C'è un incipit piuttosto prevedibile e di scarso incoraggiamento ad accompagnare il "Camp X-Ray" dell'esordiente alla regia Peter Sattler. Uno di quelli, per intenderci, in cui prevedere il risvolto è ormai processo istintivo, quasi matematico, decifrabile in un batter d'occhio riducendo le possibilità a due semplici risultati: il primo a sfondo patriottico dove vien suggerito di diffidare sempre del proprio nemico e il secondo, esatto opposto del primo, che insegna a non dover fare per forza di tutta l'erba un fascio.
E da una parte, in effetti, è esattamente così, senza girarci troppo intorno, non c'è alcuna sorpresa riguardo alle sorti di una pellicola che tuttavia non ha alcuna intenzione di rendere il suo epilogo elemento di distinzione, né tantomeno gloriosa virtù. A Sattler (autore anche della sceneggiatura) infatti preme tutto ciò che viene prima, quel conflitto psicologico scatenato nella testa del personaggio di Kristen Stuart (convincente e riabilitata alla recitazione) quando il detenuto di Peyman Moaadi comincia ad entrargli in testa e a trovare terreno fertile per ognuna delle sue lamentele, questioni morali e giudizi. Parole che martellando a ripetizione finiscono per sfondare quel muro mai fatto di marmo, sorretto dalla giovane, rimettendo in discussione lei stessa, la sua decisione e i metodi esercitati dal suo paese per ottenere informazioni e collaborazione.

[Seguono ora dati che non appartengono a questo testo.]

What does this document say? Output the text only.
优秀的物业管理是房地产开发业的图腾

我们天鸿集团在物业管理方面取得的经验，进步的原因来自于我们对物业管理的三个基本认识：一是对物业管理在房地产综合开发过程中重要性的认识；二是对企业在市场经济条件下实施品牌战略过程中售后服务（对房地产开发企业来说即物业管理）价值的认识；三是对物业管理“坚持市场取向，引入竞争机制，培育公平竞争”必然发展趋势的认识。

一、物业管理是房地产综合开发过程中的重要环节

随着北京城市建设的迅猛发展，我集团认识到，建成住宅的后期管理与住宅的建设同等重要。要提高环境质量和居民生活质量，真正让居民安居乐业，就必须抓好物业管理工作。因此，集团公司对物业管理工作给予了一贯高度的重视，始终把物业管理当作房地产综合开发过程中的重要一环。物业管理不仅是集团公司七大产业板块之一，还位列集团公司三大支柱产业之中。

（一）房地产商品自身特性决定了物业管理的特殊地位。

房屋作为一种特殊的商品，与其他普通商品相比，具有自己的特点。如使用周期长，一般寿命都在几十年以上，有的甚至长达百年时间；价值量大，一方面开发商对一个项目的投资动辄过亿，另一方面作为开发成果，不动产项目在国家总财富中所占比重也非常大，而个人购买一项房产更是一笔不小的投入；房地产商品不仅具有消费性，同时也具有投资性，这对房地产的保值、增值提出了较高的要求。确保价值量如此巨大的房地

Un processo che, sebbene anch'esso prevedibile, è costretto a fare i conti con quel senso del sospetto diventato oggi seme abitante nella coscienza di ognuno di noi.
A questo punto scoprire se il prigioniero chiuso in cella sia innocente o colpevole non conta più nulla, poiché come dice la pellicola stessa, in uno dei suoi buonissimi dialoghi: <se il tuo paese è in guerra con lui, allora lo sei anche tu>. E nella scena più difficile e drammatica posizionata nel pre-finale ci accorgiamo quanto nonostante le inconfutabili prove, quella tranquillità solare che una volta ci invitava a fidarci dell'altro, sia diventata un vago ricordo, riposto lontano, in territori remoti.
Tutti i discorsi sulla possibilità che Sattler poteva aver scommesso su un'opera prima sciatta e di poco interesse, dunque, sfumano come l'umanità scambiata tra paesi in guerra e il suo "Camp X-Ray" si impone sullo spettatore con carisma e decisione, tenendolo incollato allo schermo dal primo all'ultimo istante. Un' esordio quantomai incoraggiante a cui speriamo venga dato simile seguito.